IMIGRAÇÃO NOS EUA

Juiz americano nega asilo a criança equatoriana de 5 anos detida com o pai

Família recebeu ordem de deportação após operação do ICE em Minneapolis; advogados vão recorrer da decisão

Publicado em 19/03/2026 às 16:19
Imagem ilustrativa gerada por inteligência artificial Nano Banana (Google Imagen)

Um juiz de imigração negou o pedido de asilo do menino equatoriano de cinco anos detido durante uma operação migratória no fim de janeiro pelo Serviço de Imigração e Fiscalização Aduaneira dos Estados Unidos (ICE) em Minneapolis, segundo informou a advogada da família. A decisão determinou a deportação da criança e de seus familiares para o Equador.

Liam Conejo Ramos foi detido junto ao pai, Adrian Conejo Arias, permanecendo dez dias em um centro de detenção no Texas antes de ambos serem liberados e retornarem para casa. Uma imagem de Liam, usando um gorro azul de coelho diante de sua residência e cercado por agentes federais, ganhou repercussão nacional.

O juiz de imigração John Burns decidiu encerrar os pedidos de asilo de Liam e de sua família. Os advogados pretendem recorrer da decisão.

"Estamos profundamente decepcionados com a decisão equivocada do juiz", afirmou Danielle Molliver, advogada da família. "Seguiremos firmes no recurso e lutaremos pela família da melhor forma possível."

Segundo Molliver, o julgamento do recurso pode se arrastar por anos, mas ela espera que o governo pressione por um andamento mais célere do processo.

O caso mobilizou as redes sociais e ganhou destaque após o deputado democrata Joaquin Castro, em sua conta no Instagram, relatar que o pai de Liam foi preso a caminho de visitar o filho recém-nascido. Adrian Alexander Conejo Arias possui diplomas em biologia e ciências de laboratório clínico, além de ser beneficiário do programa Deferred Action for Childhood Arrivals (DACA), que oferece proteção contra deportação a imigrantes que chegaram aos EUA ainda crianças.

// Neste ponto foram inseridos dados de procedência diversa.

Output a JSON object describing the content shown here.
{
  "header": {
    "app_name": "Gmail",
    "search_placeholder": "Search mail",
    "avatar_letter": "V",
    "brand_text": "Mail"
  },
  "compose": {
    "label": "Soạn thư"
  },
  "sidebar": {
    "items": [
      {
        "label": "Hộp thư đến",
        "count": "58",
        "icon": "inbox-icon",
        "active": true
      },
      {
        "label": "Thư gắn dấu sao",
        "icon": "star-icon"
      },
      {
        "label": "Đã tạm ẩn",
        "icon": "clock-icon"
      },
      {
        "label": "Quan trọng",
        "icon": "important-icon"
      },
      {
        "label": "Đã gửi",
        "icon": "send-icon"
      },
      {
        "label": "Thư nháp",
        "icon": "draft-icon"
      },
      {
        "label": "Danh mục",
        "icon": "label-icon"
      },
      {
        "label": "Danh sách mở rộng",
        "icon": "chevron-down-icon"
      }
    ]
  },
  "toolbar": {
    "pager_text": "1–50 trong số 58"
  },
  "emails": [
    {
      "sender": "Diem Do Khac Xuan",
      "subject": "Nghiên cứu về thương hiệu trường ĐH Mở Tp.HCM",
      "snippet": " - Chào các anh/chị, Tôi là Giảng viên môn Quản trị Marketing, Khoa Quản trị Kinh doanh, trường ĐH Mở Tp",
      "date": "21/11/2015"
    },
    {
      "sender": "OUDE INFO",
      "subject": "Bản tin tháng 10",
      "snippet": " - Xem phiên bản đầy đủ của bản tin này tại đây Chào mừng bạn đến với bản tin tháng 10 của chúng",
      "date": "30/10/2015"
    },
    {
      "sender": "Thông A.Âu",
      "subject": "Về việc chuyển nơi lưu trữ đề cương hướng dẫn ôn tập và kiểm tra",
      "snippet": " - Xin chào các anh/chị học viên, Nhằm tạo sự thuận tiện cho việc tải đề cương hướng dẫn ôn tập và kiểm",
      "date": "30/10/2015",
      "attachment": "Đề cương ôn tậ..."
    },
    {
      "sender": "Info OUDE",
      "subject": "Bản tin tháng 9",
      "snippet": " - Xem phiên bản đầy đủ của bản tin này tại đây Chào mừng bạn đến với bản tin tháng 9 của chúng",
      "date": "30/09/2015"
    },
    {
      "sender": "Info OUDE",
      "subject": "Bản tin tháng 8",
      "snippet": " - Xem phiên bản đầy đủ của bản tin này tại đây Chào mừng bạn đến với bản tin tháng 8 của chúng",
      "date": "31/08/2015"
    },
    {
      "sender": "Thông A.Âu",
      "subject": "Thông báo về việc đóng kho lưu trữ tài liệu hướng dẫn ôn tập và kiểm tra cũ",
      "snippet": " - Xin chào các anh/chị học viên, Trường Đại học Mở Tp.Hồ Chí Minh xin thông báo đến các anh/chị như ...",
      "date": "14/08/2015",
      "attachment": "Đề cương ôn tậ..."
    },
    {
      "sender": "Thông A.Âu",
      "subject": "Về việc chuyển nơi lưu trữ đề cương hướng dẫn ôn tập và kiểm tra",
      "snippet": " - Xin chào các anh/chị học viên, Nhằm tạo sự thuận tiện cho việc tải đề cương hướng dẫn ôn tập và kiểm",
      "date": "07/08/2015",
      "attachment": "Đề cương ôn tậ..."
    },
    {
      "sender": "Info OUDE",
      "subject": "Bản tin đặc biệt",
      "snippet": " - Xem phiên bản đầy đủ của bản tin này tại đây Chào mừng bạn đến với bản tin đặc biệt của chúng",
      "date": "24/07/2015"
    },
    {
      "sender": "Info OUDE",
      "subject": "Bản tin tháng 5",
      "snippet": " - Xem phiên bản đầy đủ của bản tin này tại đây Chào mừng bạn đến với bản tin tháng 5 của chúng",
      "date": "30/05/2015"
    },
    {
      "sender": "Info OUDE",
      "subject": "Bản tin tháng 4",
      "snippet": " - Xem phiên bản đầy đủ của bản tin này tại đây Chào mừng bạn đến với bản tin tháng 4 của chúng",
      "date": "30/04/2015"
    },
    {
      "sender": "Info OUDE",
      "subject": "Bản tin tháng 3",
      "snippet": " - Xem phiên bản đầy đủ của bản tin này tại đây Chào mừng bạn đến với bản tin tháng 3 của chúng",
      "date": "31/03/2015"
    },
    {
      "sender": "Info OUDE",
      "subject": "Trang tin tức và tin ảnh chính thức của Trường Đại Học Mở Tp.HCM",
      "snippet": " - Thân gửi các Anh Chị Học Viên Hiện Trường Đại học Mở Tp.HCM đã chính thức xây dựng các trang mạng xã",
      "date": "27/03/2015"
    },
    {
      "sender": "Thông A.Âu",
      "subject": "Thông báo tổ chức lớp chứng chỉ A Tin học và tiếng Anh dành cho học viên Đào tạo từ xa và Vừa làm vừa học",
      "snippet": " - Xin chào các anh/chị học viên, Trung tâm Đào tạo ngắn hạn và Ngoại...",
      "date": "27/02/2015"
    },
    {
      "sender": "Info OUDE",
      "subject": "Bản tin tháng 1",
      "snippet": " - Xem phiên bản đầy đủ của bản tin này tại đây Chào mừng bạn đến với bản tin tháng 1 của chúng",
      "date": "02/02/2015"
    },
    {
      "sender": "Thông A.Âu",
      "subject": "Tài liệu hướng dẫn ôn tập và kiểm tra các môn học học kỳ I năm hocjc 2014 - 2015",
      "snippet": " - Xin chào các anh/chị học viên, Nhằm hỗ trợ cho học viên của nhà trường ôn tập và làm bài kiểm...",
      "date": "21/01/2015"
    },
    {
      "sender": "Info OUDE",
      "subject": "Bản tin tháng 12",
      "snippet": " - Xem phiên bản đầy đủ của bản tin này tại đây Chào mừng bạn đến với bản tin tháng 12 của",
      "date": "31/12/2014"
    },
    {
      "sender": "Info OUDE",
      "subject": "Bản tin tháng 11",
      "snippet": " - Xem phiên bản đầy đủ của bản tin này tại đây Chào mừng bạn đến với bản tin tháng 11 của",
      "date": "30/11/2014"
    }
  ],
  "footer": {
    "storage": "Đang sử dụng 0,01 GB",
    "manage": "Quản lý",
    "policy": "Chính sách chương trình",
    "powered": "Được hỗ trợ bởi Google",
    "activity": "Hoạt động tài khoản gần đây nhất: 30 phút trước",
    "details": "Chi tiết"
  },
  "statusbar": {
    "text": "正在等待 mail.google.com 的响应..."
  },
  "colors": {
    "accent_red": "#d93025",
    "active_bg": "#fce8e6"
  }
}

"Muitos beneficiários do DACA passam por um processo rigoroso; quem tem antecedentes não se qualifica. Ele está no programa desde 2012 e aguardava uma reforma imigratória que permitisse status legal permanente e caminho para a cidadania. Mas o governo Trump tem atrasado propositalmente as renovações, prolongando o processo até o DACA expirar antes da renovação", explicou o congressista em vídeo.

As prisões de Adrian e Liam e a ampla repercussão do caso ocorreram durante uma operação de milhares de agentes de imigração na região de Minneapolis, que resultou em protestos diários e na morte a tiros de dois cidadãos americanos por agentes federais.

Vizinhos e funcionários da escola de Liam acusaram agentes federais de usarem o menino como "isca", orientando-o a bater na porta de casa para que sua mãe saísse. O Departamento de Segurança Interna classificou essa versão como "mentira descarada". As autoridades alegam que o pai fugiu a pé, deixando o menino em um veículo na garagem, versão negada por ele.

O governo afirma que o pai do menino entrou ilegalmente nos EUA em dezembro de 2024. Já a defesa sustenta que ele entrou legalmente, solicitando asilo, o que lhe garantiria o direito de permanecer no país até o julgamento do pedido.

Com informações da Associated Press.